ATIII administration improved long-term renal function and attenuated renal fibrosis after NX-IRI

Because NX-IRI was a more severe model of AKI and rapidly developed into CKD with both functional and histological impairment, we utilized this model to investigate whether ATIII could inhibit the progression from AKI-to-CKD. At 5 weeks after AKI, ATIII administration significantly decreased Scr levels and restored Clcr compared with un-treated NX-IRI rats as illustrated in Fig. 2. Consistent with the Scr and Clcr data, histological analysis showed that the tubular enlargement, and brush border loss was ameliorated in ATIII-administered NX-IRI rats compared with NX-IRI + vehicle rats (Fig. 3A). Additionally, tubular diameters in NX-IRI + ATIII rats were dramatically decreased than that in un-treated NX-IRI rats (Fig. 3B). Furthermore, Masson and Sirius red staining collectively manifested that collagen deposition following AKI was dramatically decreased in ATIII-administered NX-IRI rats (Fig. 4A and C). To evaluate the effects of ATIII on interstitial fibrosis, quantitative analysis of fibrosis area was also performed and the results revealed that ATIII significantly reduced NX-IRI-induced interstitial fibrosis (Fig. 4B and D). Taken together, these results indicated that exogenous ATIII administration prevented the course of AKI-CKD progression as demonstrated by preserved renal function and ameliorated histological injury.

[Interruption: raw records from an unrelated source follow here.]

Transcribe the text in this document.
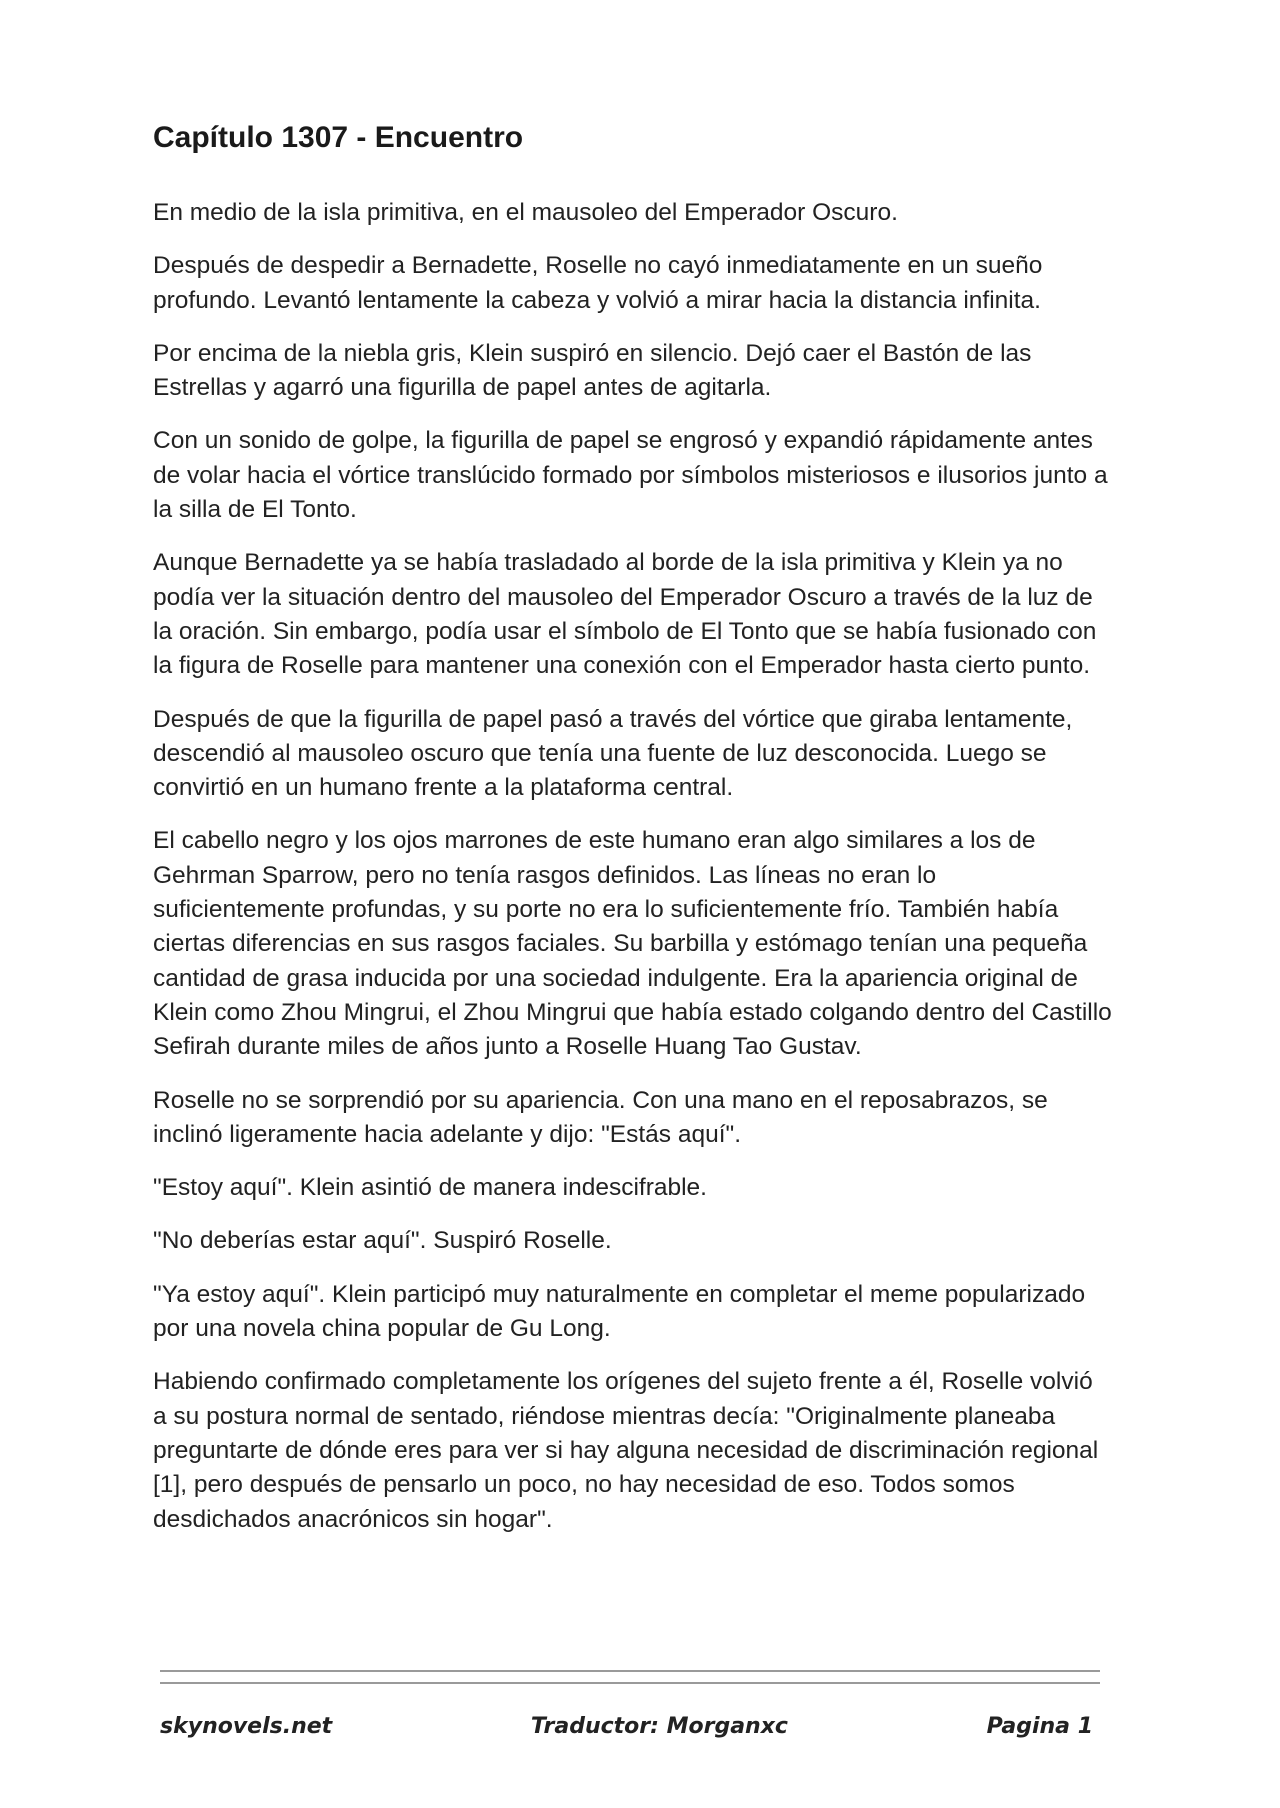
Capítulo 1307 - Encuentro

En medio de la isla primitiva, en el mausoleo del Emperador Oscuro.

Después de despedir a Bernadette, Roselle no cayó inmediatamente en un sueño profundo. Levantó lentamente la cabeza y volvió a mirar hacia la distancia infinita.

Por encima de la niebla gris, Klein suspiró en silencio. Dejó caer el Bastón de las Estrellas y agarró una figurilla de papel antes de agitarla.

Con un sonido de golpe, la figurilla de papel se engrosó y expandió rápidamente antes de volar hacia el vórtice translúcido formado por símbolos misteriosos e ilusorios junto a la silla de El Tonto.

Aunque Bernadette ya se había trasladado al borde de la isla primitiva y Klein ya no podía ver la situación dentro del mausoleo del Emperador Oscuro a través de la luz de la oración. Sin embargo, podía usar el símbolo de El Tonto que se había fusionado con la figura de Roselle para mantener una conexión con el Emperador hasta cierto punto.

Después de que la figurilla de papel pasó a través del vórtice que giraba lentamente, descendió al mausoleo oscuro que tenía una fuente de luz desconocida. Luego se convirtió en un humano frente a la plataforma central.

El cabello negro y los ojos marrones de este humano eran algo similares a los de Gehrman Sparrow, pero no tenía rasgos definidos. Las líneas no eran lo suficientemente profundas, y su porte no era lo suficientemente frío. También había ciertas diferencias en sus rasgos faciales. Su barbilla y estómago tenían una pequeña cantidad de grasa inducida por una sociedad indulgente. Era la apariencia original de Klein como Zhou Mingrui, el Zhou Mingrui que había estado colgando dentro del Castillo Sefirah durante miles de años junto a Roselle Huang Tao Gustav.

Roselle no se sorprendió por su apariencia. Con una mano en el reposabrazos, se inclinó ligeramente hacia adelante y dijo: "Estás aquí".

"Estoy aquí". Klein asintió de manera indescifrable.

"No deberías estar aquí". Suspiró Roselle.

"Ya estoy aquí". Klein participó muy naturalmente en completar el meme popularizado por una novela china popular de Gu Long.

Habiendo confirmado completamente los orígenes del sujeto frente a él, Roselle volvió a su postura normal de sentado, riéndose mientras decía: "Originalmente planeaba preguntarte de dónde eres para ver si hay alguna necesidad de discriminación regional [1], pero después de pensarlo un poco, no hay necesidad de eso. Todos somos desdichados anacrónicos sin hogar".

skynovels.net	Traductor: Morganxc	Pagina 1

ATIII inhibited the expression of pro-fibrotic markers in rats following NX-IRI

To investigate whether pro-fibrotic molecules were involved in the reno-protection of ATIII, the expression of related pro-fibrotic markers were detected. In agreement with fibrosis staining, our data demonstrated that NX-IRI rats exhibited substantially increased expression of collagen 1, α-smooth muscle actin (α-SMA) and fibronectin compared with sham-operated rats, which was effectively mitigated by ATIII administration (Fig. 5). ATIII might exert its reno-protective effects via inhibiting expression of pro-fibrotic markers.

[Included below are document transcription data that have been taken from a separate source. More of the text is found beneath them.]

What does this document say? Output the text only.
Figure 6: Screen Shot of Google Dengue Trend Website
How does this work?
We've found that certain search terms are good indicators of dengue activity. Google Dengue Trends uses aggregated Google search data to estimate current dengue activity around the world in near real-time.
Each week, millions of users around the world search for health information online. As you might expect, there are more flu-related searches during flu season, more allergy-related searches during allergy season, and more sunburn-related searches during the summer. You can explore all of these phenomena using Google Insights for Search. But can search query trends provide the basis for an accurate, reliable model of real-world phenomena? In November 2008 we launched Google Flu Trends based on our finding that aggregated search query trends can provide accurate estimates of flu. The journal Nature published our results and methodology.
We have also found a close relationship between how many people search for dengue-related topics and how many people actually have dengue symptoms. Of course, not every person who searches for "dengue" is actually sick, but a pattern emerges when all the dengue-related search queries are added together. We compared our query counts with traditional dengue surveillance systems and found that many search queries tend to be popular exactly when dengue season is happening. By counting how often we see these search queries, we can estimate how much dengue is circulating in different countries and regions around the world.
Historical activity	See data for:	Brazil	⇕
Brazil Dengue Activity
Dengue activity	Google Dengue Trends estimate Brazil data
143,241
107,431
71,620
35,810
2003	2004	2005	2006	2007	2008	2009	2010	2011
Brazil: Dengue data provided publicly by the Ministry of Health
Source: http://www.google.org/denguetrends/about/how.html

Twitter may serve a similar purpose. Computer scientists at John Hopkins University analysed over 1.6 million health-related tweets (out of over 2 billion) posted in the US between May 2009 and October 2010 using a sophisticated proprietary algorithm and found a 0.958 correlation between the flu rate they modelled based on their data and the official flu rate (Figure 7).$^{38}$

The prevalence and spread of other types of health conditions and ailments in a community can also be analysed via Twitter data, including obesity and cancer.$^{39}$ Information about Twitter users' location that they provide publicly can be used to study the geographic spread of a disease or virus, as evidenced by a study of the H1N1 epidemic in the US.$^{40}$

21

Intrarenal inflammation was blunted in ATIII -treated NX-IRI rats

To determine the possible effects of ATIII on renal inflammation during the AKI-CKD transition, we further examined macrophage infiltration and the expression of pro-inflammatory cytokines at 5 weeks after initial insult. M1-like macrophage in kidney sections was stained by using CD86 antibody (Fig. 6). Analysis of immunohistochemistry assay revealed that M1-like macrophage infiltration was significantly increased 5 weeks after NX-IRI, while renal M1-like macrophage infiltration was less in ATIII-treated NX-IRI rats than that in vehicle-treated NX-IRI rats (Fig. 6). It has been reported that persistent activated macrophage can release pro-inflammatory cytokines, which may accelerate the development of CKD. To confirm this, we further analysed the alteration in the expression of M1-dependent pro-inflammatory cytokines such as tumour necrosis factor α (TNFα), inducible nitric oxide synthase (iNOS) and interleukin-1β (IL-1β). The expression levels of aforementioned genes were all massively increased in post-AKI kidneys and significantly decreased by ATIII administration (Fig. 7). In summary, persistent accumulation of M1-macrophage was present in kidney following AKI and ATIII may exert its inhibitory effects on AKI-CKD transition through inhibiting inflammation.